"Überglücklicher" Lamparter freut sich über erste Medaille
Bei sehr harten Bedingungen beweist der Tiroler Stehvermögen und zeigt sich über seine Medaille sehr zufrieden.
Bei den Olympischen Spielen in Peking wurde der Nordische Kombinierer Johannes Lamparter zwei mal Vierter und einmal Sechster. Danach zeigte er sich sehr enttäuscht.
Umso größer war die Erwartungshaltung vor diesen Winterspielen. Als Gesamtweltcupführender wurde eine Medaille klar als Ziel ausgelegt. Und gleich im ersten Bewerb sollte es funktionieren.
Lamparte hat gezweifelt
Beim Einzel von der Normalschanze sichert sich der Tiroler hinter dem Norweger Jens Luraas Oftebro die Silbermedaille. Am Ende fehlt ihm nur eine Sekunde, dennoch bedeutet ihm die Medaille "unglaublich viel" (Zum Rennbericht>>>).
"Es waren sicher nicht die leichtesten Verhältnisse für mich. Die letzten Tage habe ich sehr daran gezweifelt, ob ich bei solchen Bedingungen eine Chance hab. Ich bin überglücklich über die Silbermedaille, jetzt hab ich eine Olympia-Medaille auch mal abgehakt", sagt der sichtlich berührte Lamparter im "ORF"-Interview.
"Hab Sterndln gesehen"
Aufgrund von warmen Temperaturen in den letzten Tagen war die Loipe sehr aufgeweicht. Dadurch entwickelte sich das Rennen mit einer Laufzeit von fast 30 Minuten zu einem echten Marathon.
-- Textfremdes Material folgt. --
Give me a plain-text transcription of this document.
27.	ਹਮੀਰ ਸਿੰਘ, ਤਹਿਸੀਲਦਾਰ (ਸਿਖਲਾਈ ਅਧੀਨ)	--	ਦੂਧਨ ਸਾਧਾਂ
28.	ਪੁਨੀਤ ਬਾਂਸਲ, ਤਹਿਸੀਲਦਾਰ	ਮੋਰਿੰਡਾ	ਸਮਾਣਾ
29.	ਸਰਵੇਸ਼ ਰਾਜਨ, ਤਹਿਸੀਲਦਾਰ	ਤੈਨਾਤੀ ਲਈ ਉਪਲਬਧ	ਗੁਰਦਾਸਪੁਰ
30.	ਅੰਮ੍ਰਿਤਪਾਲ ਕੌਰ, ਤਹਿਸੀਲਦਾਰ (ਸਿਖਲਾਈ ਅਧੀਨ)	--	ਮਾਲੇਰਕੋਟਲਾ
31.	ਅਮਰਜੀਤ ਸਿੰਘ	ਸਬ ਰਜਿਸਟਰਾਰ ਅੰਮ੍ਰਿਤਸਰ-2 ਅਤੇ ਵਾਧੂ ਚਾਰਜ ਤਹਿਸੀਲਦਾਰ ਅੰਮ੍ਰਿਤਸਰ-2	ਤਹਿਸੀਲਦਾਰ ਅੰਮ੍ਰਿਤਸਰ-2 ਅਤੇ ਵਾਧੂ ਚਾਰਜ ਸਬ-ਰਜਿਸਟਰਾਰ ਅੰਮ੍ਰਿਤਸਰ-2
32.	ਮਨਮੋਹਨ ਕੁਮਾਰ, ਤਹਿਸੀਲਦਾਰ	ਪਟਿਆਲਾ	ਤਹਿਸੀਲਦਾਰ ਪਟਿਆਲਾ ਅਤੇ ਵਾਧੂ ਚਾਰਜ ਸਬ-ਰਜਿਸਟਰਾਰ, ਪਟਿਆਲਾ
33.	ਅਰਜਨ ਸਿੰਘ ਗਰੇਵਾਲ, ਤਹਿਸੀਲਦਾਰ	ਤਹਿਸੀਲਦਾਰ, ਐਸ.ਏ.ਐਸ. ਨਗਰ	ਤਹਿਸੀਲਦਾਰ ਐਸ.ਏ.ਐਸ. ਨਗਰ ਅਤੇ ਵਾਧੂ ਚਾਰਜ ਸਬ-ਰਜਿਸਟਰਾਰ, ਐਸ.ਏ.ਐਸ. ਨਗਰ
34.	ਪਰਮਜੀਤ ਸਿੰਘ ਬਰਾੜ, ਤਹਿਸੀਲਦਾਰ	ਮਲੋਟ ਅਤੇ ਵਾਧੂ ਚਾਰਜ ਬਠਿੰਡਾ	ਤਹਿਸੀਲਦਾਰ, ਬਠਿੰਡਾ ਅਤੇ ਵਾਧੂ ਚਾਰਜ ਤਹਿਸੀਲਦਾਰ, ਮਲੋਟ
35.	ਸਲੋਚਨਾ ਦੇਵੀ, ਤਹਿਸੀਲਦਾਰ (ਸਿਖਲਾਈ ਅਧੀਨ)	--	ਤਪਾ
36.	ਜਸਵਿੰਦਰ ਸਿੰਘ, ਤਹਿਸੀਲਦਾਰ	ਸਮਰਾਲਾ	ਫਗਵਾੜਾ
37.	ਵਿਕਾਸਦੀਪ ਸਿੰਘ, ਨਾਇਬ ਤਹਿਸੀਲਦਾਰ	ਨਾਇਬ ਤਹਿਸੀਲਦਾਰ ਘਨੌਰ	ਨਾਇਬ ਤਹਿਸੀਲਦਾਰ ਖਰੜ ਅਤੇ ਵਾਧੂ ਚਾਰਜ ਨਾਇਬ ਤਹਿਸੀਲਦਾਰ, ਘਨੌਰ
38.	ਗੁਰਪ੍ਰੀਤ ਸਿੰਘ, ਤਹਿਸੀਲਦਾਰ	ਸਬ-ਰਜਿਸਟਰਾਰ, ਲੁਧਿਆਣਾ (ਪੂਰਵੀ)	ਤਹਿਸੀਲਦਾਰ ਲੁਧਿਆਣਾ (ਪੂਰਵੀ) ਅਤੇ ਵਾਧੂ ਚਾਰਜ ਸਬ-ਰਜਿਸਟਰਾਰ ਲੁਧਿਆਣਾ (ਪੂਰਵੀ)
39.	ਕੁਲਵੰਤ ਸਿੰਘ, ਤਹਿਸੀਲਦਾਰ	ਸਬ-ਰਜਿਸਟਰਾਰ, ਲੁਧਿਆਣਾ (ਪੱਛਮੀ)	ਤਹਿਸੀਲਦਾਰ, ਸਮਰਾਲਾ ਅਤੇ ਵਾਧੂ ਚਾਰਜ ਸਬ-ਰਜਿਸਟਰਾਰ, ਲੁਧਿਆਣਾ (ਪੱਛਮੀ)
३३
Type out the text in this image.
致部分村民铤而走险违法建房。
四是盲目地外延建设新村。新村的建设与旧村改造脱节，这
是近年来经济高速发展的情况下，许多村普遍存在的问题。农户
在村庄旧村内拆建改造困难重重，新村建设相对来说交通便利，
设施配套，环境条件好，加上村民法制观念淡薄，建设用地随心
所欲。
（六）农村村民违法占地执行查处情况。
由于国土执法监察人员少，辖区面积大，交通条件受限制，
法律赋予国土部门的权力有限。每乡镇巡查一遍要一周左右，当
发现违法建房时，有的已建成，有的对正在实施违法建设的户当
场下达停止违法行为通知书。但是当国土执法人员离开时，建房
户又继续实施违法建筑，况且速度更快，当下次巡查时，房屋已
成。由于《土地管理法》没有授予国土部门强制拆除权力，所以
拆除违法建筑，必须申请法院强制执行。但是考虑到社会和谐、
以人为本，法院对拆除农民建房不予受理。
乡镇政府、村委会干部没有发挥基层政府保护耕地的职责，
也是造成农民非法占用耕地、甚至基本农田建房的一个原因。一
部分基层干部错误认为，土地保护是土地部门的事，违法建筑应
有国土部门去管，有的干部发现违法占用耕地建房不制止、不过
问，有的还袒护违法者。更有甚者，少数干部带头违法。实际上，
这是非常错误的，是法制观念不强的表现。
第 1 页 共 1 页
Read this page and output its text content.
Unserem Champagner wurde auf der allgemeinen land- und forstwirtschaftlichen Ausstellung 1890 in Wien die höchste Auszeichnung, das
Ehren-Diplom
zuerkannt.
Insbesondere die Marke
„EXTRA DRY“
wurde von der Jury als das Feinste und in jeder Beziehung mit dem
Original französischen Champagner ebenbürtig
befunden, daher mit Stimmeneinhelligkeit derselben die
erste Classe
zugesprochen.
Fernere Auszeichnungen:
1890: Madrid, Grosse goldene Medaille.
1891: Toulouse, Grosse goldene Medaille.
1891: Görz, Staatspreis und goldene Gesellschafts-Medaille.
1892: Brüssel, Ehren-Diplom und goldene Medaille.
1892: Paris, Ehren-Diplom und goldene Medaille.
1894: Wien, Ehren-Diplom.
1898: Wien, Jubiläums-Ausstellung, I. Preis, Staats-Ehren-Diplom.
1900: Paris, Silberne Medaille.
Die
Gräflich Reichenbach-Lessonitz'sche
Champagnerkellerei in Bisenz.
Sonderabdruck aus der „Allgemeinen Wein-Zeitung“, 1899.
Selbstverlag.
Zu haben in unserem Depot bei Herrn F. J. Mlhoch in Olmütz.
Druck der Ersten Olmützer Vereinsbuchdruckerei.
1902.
Bis zur Schlussrunde bestand die Spitzengruppe aus sieben Athleten, wobei sich Lamparter zumeist am Ende dieser Gruppe aufhielt. Doch der 24-Jährige sparte sich die Kräfte bis zum Schluss auf, als er mit Oftebro davonzog.
Der Rumer wusste genau, wann es drauf ankommt: "Ich wusste, dass es in der letzten Runde um alles geht. Das hab ich davor schon im Auge gehabt. Dann hab ich alle meine letzten Kräfte ausgeschöpft und viele Sterndln gesehen, aber richtig toll."
Oftebro wäre schlagbar gewesen
Obwohl Lamparter gemeinsam mit Oftebro davonzog, gelang es ihm im Finale nicht ganz in den Zielsprint zu kommen.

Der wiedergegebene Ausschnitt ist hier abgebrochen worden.